Melenchon, who got 19.58 percent of votes in the first round of the presidential election in April, was elected in Marseille and will be one of Macron's staunchest opponents.
His France Unbowed party won 17 seats and could form a group with the Communist Party, which won 10 seats.
Melenchon said that the result gave Macron and Philippe "no legitimacy to commit a social coup" and added that he would call abstainers to "fight" the government.
Another vocal opponent of Macron in the National Assembly will be Marine Le Pen, the far-right leader he beat in the presidential run-off in May.
Le Pen was elected MP for the first time, in Henin-Beaumont, in Northern France, a stronghold of her National Front (FN) party.
The FN will have eight MPs (8.75 percent), up from two in the previous assembly, but far from the 15 needed to form a political group.

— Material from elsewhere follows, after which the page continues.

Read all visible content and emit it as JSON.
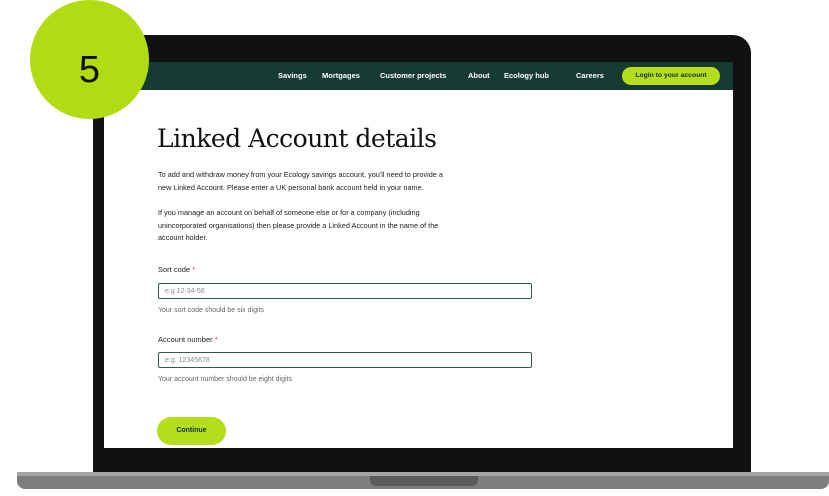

In the first round, the party lost 7.6 million votes compared to the presidential run-off, and qualified for the second round in 122 constituencies.
"In face of a bloc that represents the interests of the oligarchy, we are the only force of resistance," Le Pen said, adding that "abstention weakens the legitimacy of [Macron's] term".
Le Pen will leave the European Parliament, where she had been elected for the first time in 2004, and where a procedure was opened recently to strip her of her immunity over suspicions that FN party members were unduly paid by the EU parliament as assistants.
Three other French MEPs were elected in France on Sunday: Le Pen's partner Louis Aliot (FN), Jean-Luc Melenchon, and Constance Le Grip (Republicans).
In a letter to European Commission president Jean-Claude Juncker, French PM Philippe said that the new majority "embodies a France that is resolutely modern and determined to fall within a strong European future".
German chancellor Angela Merkel congratulated Macron for his "clear majority" and said that she wanted to continue the "the good cooperation" with France "for Germany, for France and for Europe".